Canada's GDP Up 2.7% In 2006

Higher personal spending and strong exports cause increase.

Economic activity eased slightly in 2006, advancing 2.7% over the year, Statistics Canada said March 2. In the fourth quarter, real gross domestic product (GDP) was up 0.4%, following increases of 0.5% in the second and third quarters, according to the agency.

Throughout 2006, the government agency said: "Growth was largely driven by higher personal expenditure and the strengthening of exports.

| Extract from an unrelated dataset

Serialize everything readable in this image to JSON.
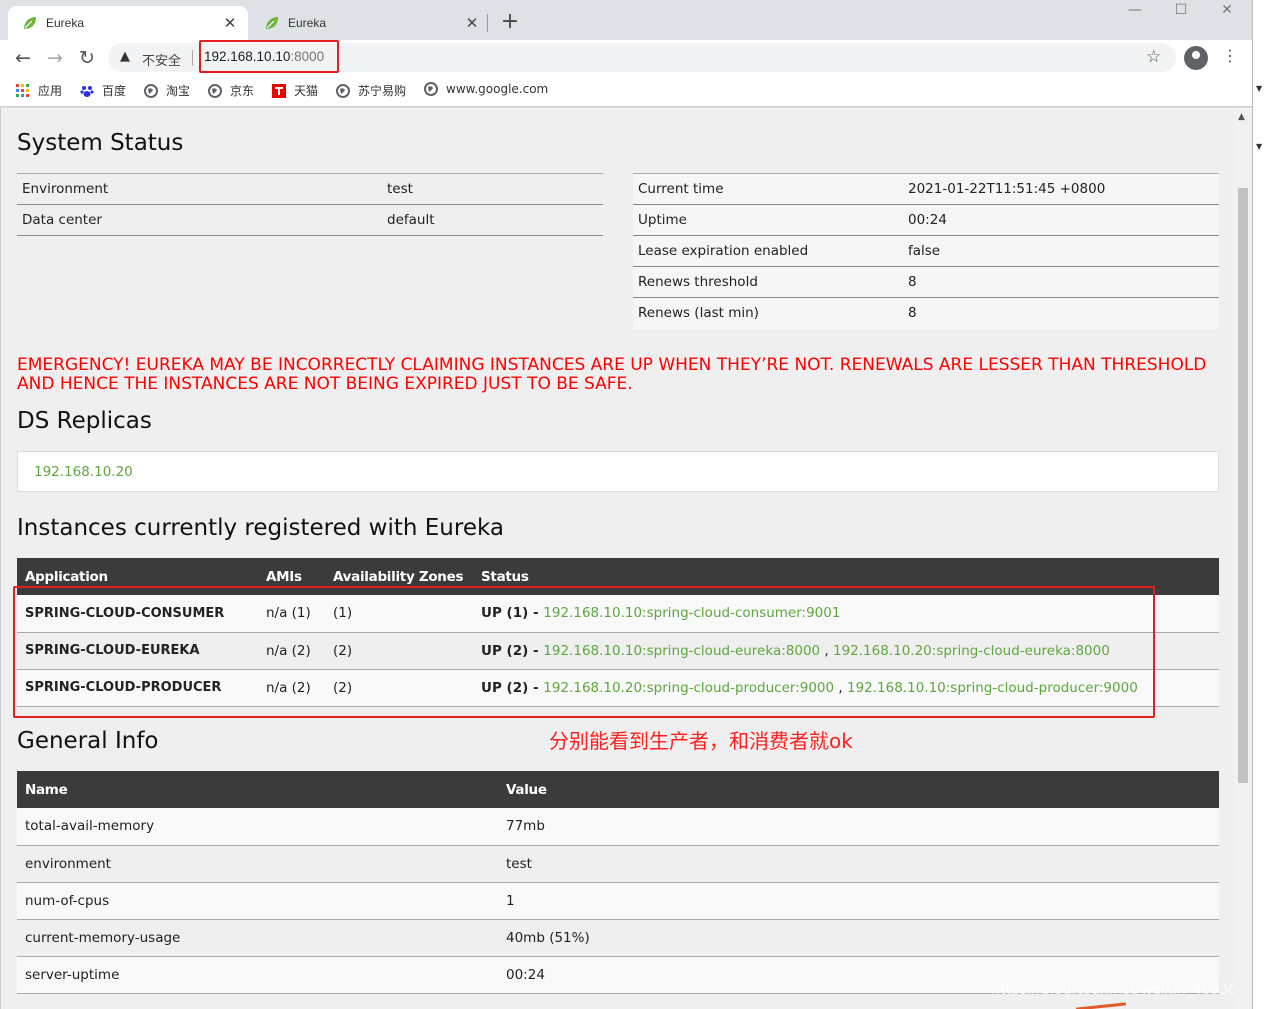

However, these gains were dampened by the drawdown of non-farm inventories."

Consumer spending was the leading contributor to real GDP growth in 2006 advancing 4.1% its best performance since 1997. A solid first quarter helped establish strong annual growth in expenditures on both durable (up 6.8%) and semi-durable goods (up 7.2%), the government agency said.

The energy sector also continued to advance but at a much slower pace than in the last four years.

Manufacturing, forestry and logging were hit hard.

Business investment, meanwhile, was the main contributor to investment's strong positive impact on GDP in 2006, buoyed by a 14% increase in engineering investment. This was principally concentrated in non-conventional oil and gas extraction, where investment nearly doubled in 2006, as considerable infrastructure was added to the Alberta oil sands.